The Face Pull uses a cable machine with a rope attachment set slightly above head height. Step back until your arms are fully extended and pull the rope toward your face, aiming for your forehead or ears. As you pull, keep your elbows flared out and high while actively pulling the rope apart. This positioning encourages strong contraction of the rear shoulder and upper back muscles, helping to correct muscle imbalances.

Prone Scapular Retraction

The Prone Scapular Retraction is a bodyweight option that isolates the retraction movement. Lie face down on the floor or a bench with your arms hanging by your sides, palms facing down or toward each other. Without lifting your chest or head, consciously squeeze your shoulder blades together and slightly down toward your opposing hip pockets. Hold this peak contraction briefly before slowly releasing the tension and allowing the shoulder blades to move apart.
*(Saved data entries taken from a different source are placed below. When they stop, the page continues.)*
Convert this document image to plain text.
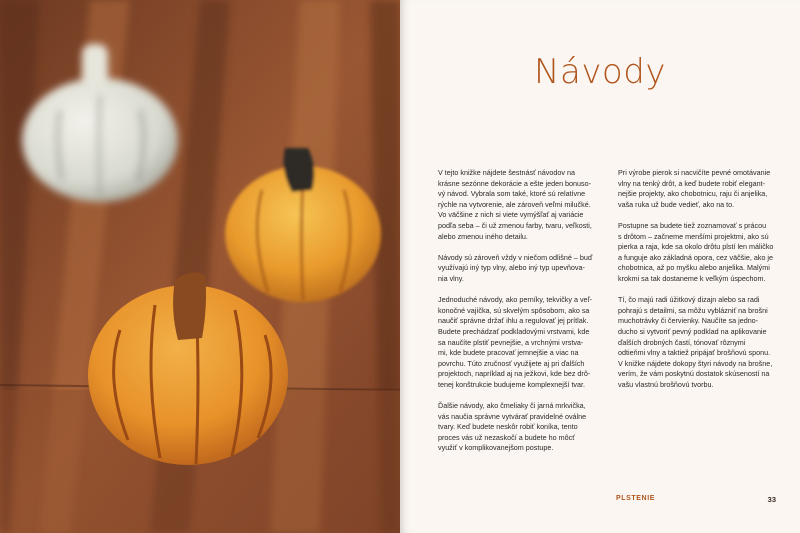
Návody

V tejto knižke nájdete šestnásť návodov na
krásne sezónne dekorácie a ešte jeden bonuso-
vý návod. Vybrala som také, ktoré sú relatívne
rýchle na vytvorenie, ale zároveň veľmi milučké.
Vo väčšine z nich si viete vymýšľať aj variácie
podľa seba – či už zmenou farby, tvaru, veľkosti,
alebo zmenou iného detailu.

Návody sú zároveň vždy v niečom odlišné – buď
využívajú iný typ vlny, alebo iný typ upevňova-
nia vlny.

Jednoduché návody, ako perníky, tekvičky a veľ-
konočné vajíčka, sú skvelým spôsobom, ako sa
naučiť správne držať ihlu a regulovať jej prítlak.
Budete prechádzať podkladovými vrstvami, kde
sa naučíte plstiť pevnejšie, a vrchnými vrstva-
mi, kde budete pracovať jemnejšie a viac na
povrchu. Túto zručnosť využijete aj pri ďalších
projektoch, napríklad aj na ježkovi, kde bez drô-
tenej konštrukcie budujeme komplexnejší tvar.

Ďalšie návody, ako čmeliaky či jarná mrkvička,
vás naučia správne vytvárať pravidelné oválne
tvary. Keď budete neskôr robiť koníka, tento
proces vás už nezaskočí a budete ho môcť
využiť v komplikovanejšom postupe.

Pri výrobe pierok si nacvičíte pevné omotávanie
vlny na tenký drôt, a keď budete robiť elegant-
nejšie projekty, ako chobotnicu, raju či anjelika,
vaša ruka už bude vedieť, ako na to.

Postupne sa budete tiež zoznamovať s prácou
s drôtom – začneme menšími projektmi, ako sú
pierka a raja, kde sa okolo drôtu plstí len máličko
a funguje ako základná opora, cez väčšie, ako je
chobotnica, až po myšku alebo anjelika. Malými
krokmi sa tak dostaneme k veľkým úspechom.

Tí, čo majú radi úžitkový dizajn alebo sa radi
pohrajú s detailmi, sa môžu vyblázniť na brošni
muchotrávky či červienky. Naučíte sa jedno-
ducho si vytvoriť pevný podklad na aplikovanie
ďalších drobných častí, tónovať rôznymi
odtieňmi vlny a taktiež pripájať brošňovú sponu.
V knižke nájdete dokopy štyri návody na brošne,
verím, že vám poskytnú dostatok skúseností na
vašu vlastnú brošňovú tvorbu.

PLSTENIE	33
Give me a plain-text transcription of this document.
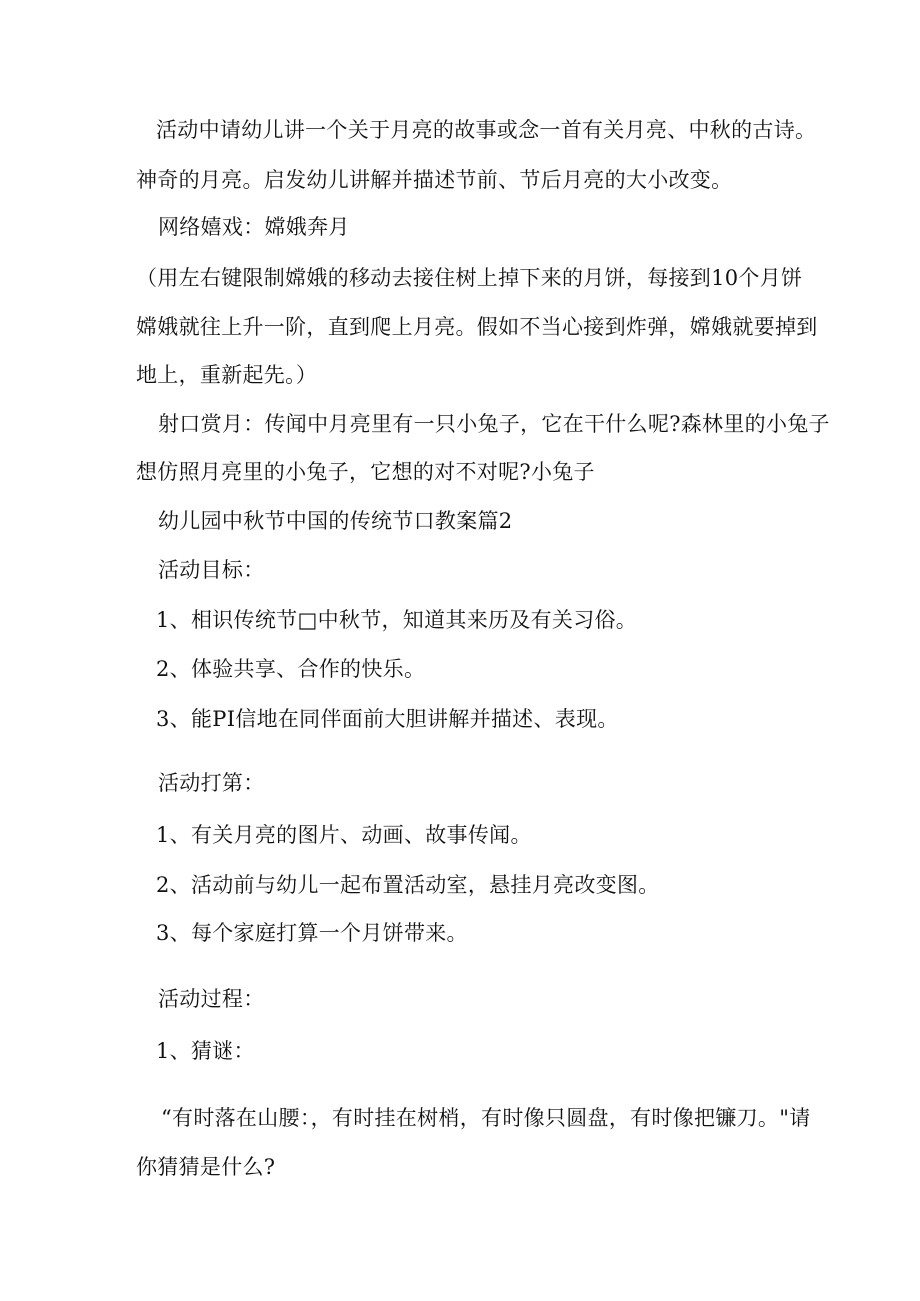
活动中请幼儿讲一个关于月亮的故事或念一首有关月亮、中秋的古诗。
神奇的月亮。启发幼儿讲解并描述节前、节后月亮的大小改变。
网络嬉戏：嫦娥奔月
（用左右键限制嫦娥的移动去接住树上掉下来的月饼，每接到10个月饼
嫦娥就往上升一阶，直到爬上月亮。假如不当心接到炸弹，嫦娥就要掉到
地上，重新起先。）
射口赏月：传闻中月亮里有一只小兔子，它在干什么呢?森林里的小兔子
想仿照月亮里的小兔子，它想的对不对呢?小兔子
幼儿园中秋节中国的传统节口教案篇2
活动目标：
1、相识传统节□中秋节，知道其来历及有关习俗。
2、体验共享、合作的快乐。
3、能PI信地在同伴面前大胆讲解并描述、表现。
活动打第：
1、有关月亮的图片、动画、故事传闻。
2、活动前与幼儿一起布置活动室，悬挂月亮改变图。
3、每个家庭打算一个月饼带来。
活动过程：
1、猜谜：
“有时落在山腰：，有时挂在树梢，有时像只圆盘，有时像把镰刀。"请
你猜猜是什么?
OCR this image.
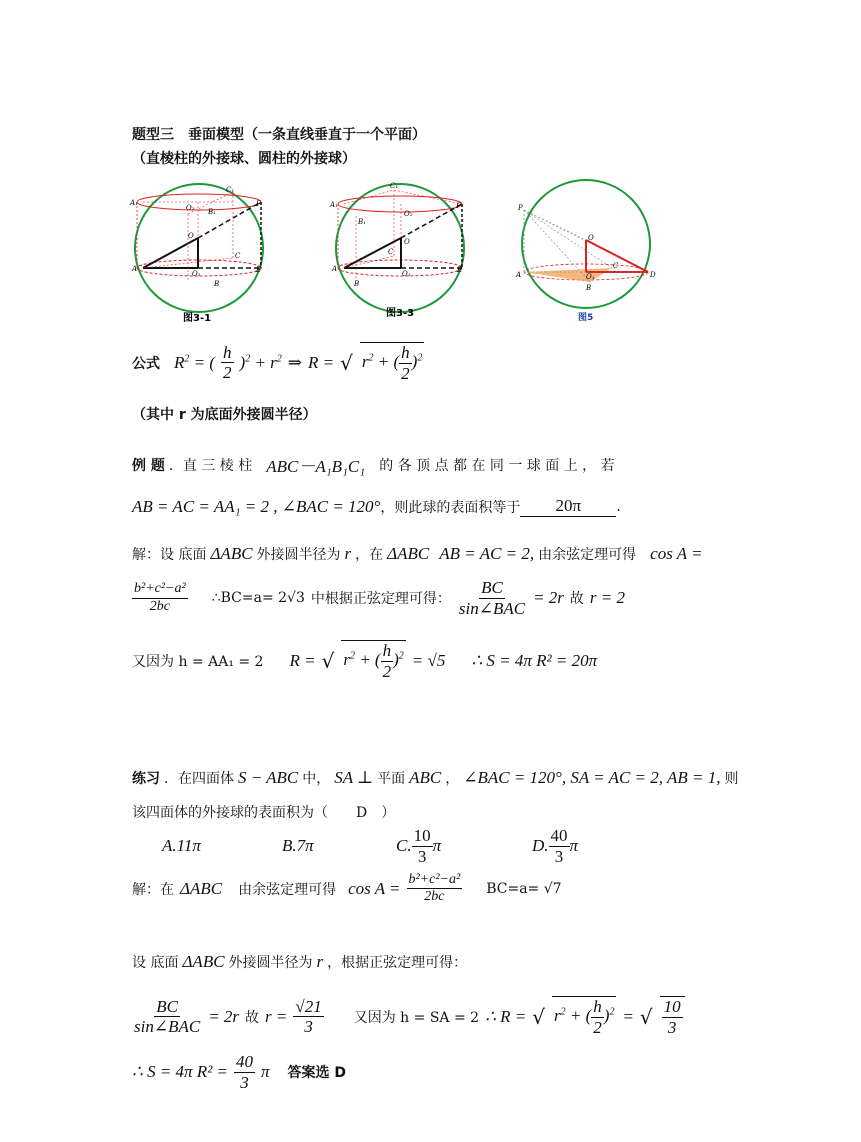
题型三　垂面模型（一条直线垂直于一个平面）
（直棱柱的外接球、圆柱的外接球）
A₁
O₂ B₁
C₁
F
O
C
A
O₁	E
B
图3-1
A₁
C₁
O₂
B₁
F
O
C
A
O₁	E
B
图3-3
P
O
A	O₁
C
D
B
图5
公式 $R^2$ = ( $\frac{h}{2} )^2 + r^2$ ⇒ R = √ $r^2$ + ( $\frac{h}{2} )^2$
（其中 r 为底面外接圆半径）
例 题 ．直 三 棱 柱 ABC－A₁B₁C₁ 的 各 顶 点 都 在 同 一 球 面 上 ， 若
AB = AC = AA₁ = 2 , ∠BAC = 120° ，则此球的表面积等于	20π	.
解：设 底面 ΔABC 外接圆半径为 r ，在 ΔABC AB = AC = 2, 由余弦定理可得 cos A =
$\frac{\text{b²+c²−a²}}{2bc}$ ∴BC=a= 2√3 中根据正弦定理可得： $\frac{BC}{\text{sin∠BAC}} = 2r$ 故 r = 2
又因为 h = AA₁ = 2 R = √ $r^2$ + ( $\frac{h}{2} )^2 = √5$ ∴ S = 4π R² = 20π
练习 ．在四面体 S − ABC 中， SA ⊥ 平面 ABC ， ∠BAC = 120°, SA = AC = 2, AB = 1, 则
该四面体的外接球的表面积为（　　D　）
A.11π	B.7π	C. $\frac{10}{3}$ π	D. $\frac{40}{3}$ π
解：在 ΔABC 由余弦定理可得 $\cos A = \frac{\text{b²+c²−a²}}{2bc} BC=a= √7$
设 底面 ΔABC 外接圆半径为 r ，根据正弦定理可得：
$\frac{BC}{\text{sin∠BAC}} = 2r$ 故 $r = \frac{√21}{3}$ 又因为 h = SA = 2 ∴ R = √ $r^2$ + ( $\frac{h}{2} )^2$ = √ $\frac{10}{3}$
∴ S = 4π $R^2 = \frac{40}{3}$ π 答案选 D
This exercise is ideal for establishing the necessary mind-muscle connection.

Ensuring Proper Form and Avoiding Injury

Achieving maximum rhomboid engagement depends on precise execution rather than just moving the weight. A common error is substituting larger muscles like the latissimus dorsi or the biceps to move the load. To prevent this, always focus on initiating the movement by pulling the shoulder blades together first, before the arms bend.

Another mistake is shrugging the shoulders up toward the ears, which primarily engages the upper trapezius instead of the rhomboids. During any pulling motion, keep the shoulders depressed, or pulled slightly away from the ears, to maintain focus on the middle back. Using a weight that is too heavy forces the use of momentum, resulting in a jerky lift that bypasses the deep stabilizing muscles.

To optimize muscle engagement, control the eccentric phase of the lift (the lowering or returning movement). When performing a Dumbbell Row, slowly lower the weight over two to three seconds. This allows the shoulder blade to move fully forward and the rhomboids to lengthen under tension. This controlled repetition increases the time the muscle is under tension, which is effective for building strength and size.

For the rhomboids to fully activate, a strong mind-muscle connection is necessary. This means consciously thinking about the target muscles contracting and relaxing during each repetition. By visualizing the shoulder blades pinching a pencil between them at the end range of motion, you ensure the rhomboids are the primary movers.